A landmark publication, Revolusi shows Indonesia's struggle for independence to be one of the defining dramas of the twentieth century and establishes its author as one of the most gifted narrative historians at work in any language today.
What the judges said"Revolusi is an extraordinary achievement. David van Reybrouck's book argues powerfully and persuasively that Indonesia matters to the rest of the world"
David Van Reybrouck is the author of Congo: The Epic History of a People, which won twenty prizes, sold over half a million copies and has been translated into a dozen languages. His book Against Elections has been translated into more than twenty languages and has led to the trial use of participatory democracy in numerous countries, including the Netherlands, Belgium and Spain. Revolusi was first published in the Netherlands, where it was a major bestseller. He is Belgian, writes in Dutch and is based in Brussels.
David Colmer is the translator of more than 60 book-length works of Dutch-language literature and has won many prizes for his translations, including the Vondel Prize, the IMPAC Dublin Literary Award, the Independent Foreign Fiction Prize, the NSW Premier and PEN Translation Prize for his body of work, and the Dutch Foundation for Literature oeuvre prize. Colmer is also a published novelist and short story writer.

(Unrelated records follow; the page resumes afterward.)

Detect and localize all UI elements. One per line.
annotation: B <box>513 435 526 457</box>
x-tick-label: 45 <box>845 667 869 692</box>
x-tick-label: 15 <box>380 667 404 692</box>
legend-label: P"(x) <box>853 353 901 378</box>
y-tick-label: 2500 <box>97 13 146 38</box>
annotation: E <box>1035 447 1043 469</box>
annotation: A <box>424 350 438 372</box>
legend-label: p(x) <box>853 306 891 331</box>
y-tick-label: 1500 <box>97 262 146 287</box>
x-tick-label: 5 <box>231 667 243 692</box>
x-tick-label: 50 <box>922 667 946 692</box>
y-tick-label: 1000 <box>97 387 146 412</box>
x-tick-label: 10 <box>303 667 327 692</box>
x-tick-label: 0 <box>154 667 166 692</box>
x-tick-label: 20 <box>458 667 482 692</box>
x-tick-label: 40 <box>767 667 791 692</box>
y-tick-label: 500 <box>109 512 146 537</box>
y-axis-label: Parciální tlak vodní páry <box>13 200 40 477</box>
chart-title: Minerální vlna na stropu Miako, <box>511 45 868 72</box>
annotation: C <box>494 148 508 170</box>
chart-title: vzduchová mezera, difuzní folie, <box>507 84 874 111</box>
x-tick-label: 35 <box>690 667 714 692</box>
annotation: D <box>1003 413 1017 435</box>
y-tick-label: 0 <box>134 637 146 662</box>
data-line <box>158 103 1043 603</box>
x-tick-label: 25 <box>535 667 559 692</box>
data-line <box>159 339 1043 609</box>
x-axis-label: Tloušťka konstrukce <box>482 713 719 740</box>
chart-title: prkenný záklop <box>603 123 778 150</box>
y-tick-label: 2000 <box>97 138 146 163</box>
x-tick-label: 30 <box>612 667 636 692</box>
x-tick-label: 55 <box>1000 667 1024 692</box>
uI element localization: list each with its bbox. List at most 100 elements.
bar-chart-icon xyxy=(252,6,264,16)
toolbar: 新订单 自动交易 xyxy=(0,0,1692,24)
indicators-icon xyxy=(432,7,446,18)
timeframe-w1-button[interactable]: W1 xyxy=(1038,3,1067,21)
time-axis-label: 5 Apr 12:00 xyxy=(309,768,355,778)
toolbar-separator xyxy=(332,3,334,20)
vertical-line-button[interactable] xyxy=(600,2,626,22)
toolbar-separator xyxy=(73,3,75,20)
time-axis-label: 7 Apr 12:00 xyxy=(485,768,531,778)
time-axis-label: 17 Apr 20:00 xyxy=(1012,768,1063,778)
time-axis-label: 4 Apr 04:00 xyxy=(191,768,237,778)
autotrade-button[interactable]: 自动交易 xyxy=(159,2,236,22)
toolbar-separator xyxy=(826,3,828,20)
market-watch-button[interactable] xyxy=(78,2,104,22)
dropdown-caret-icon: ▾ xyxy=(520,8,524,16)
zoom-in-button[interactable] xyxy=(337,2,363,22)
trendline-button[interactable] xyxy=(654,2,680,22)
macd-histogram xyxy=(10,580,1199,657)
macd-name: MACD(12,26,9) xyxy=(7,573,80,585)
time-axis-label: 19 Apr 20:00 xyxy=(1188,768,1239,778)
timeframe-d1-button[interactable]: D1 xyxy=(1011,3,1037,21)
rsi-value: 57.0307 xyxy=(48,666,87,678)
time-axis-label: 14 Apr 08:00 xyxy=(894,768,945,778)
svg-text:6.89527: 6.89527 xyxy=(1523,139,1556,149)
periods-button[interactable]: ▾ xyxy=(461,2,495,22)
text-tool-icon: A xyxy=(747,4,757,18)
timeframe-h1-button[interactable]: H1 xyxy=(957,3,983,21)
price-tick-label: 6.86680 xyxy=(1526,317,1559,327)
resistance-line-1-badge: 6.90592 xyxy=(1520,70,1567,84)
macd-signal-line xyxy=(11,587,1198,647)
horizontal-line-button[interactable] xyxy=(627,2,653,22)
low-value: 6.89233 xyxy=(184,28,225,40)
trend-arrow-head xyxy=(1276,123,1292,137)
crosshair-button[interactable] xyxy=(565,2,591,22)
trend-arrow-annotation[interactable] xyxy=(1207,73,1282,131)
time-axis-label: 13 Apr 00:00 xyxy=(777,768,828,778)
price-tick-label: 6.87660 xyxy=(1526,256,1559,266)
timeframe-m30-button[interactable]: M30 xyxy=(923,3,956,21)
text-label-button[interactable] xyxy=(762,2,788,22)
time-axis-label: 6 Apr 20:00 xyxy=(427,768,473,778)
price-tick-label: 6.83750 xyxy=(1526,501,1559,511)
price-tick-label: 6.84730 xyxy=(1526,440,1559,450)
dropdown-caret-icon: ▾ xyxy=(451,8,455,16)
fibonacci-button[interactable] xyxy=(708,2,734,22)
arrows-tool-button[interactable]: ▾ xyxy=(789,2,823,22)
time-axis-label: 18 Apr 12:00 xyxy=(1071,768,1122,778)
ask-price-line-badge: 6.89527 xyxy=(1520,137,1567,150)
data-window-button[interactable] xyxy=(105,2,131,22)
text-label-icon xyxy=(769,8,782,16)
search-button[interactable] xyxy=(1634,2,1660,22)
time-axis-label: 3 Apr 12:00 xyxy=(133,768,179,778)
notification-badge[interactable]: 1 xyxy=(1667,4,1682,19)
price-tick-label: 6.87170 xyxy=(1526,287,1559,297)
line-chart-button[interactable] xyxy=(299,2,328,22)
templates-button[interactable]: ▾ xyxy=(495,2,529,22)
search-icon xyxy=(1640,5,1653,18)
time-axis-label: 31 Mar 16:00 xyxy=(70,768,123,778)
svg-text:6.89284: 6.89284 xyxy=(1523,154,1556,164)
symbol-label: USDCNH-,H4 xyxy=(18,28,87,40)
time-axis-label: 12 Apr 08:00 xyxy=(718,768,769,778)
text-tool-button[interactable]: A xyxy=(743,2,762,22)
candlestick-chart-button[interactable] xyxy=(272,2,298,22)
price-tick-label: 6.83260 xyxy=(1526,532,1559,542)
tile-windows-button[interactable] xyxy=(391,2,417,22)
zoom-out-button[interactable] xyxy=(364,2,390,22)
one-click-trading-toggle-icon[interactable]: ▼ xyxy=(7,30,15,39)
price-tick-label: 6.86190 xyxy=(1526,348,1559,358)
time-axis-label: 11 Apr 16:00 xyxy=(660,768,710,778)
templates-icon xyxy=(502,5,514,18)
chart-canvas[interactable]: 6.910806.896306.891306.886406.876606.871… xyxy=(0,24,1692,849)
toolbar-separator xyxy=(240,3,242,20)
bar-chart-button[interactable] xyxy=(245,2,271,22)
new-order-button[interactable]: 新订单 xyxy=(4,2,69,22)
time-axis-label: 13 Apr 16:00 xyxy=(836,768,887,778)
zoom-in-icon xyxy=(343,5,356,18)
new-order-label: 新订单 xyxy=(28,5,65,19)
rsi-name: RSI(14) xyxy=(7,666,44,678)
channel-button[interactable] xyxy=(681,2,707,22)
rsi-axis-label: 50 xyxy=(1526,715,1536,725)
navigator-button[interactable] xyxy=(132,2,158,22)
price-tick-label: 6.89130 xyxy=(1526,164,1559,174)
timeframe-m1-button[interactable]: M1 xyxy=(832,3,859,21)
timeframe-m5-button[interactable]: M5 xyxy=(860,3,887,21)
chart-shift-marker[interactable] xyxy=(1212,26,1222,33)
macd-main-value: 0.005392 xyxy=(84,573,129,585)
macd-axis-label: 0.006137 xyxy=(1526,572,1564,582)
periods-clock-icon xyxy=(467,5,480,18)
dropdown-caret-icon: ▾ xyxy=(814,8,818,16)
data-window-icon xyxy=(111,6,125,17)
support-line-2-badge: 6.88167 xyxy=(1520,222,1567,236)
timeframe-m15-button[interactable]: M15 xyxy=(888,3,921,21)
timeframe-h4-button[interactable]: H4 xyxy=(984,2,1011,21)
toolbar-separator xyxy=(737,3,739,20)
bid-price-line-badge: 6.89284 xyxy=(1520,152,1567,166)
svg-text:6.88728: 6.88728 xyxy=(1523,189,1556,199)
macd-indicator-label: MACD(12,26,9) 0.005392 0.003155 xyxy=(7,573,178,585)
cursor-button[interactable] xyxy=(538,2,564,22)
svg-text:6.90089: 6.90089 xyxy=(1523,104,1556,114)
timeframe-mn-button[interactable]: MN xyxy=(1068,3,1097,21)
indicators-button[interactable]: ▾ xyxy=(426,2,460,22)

David McKay is a literary translator based in The Hague, best known for his translations of novels by the Flemish author Stefan Hertmans. He has been shortlisted for various translation prizes and won the Vondel Prize for Hertmans’s War and Turpentine. He served as the American Literary Translators Association Dutch-English mentor for the second time in 2023. His translation of Mariën's The Wetsuitman was premiered in 2022 by The Cherry Arts (Ithaca, NY) and Foreign Affairs (London) and has been published in The Mercurian.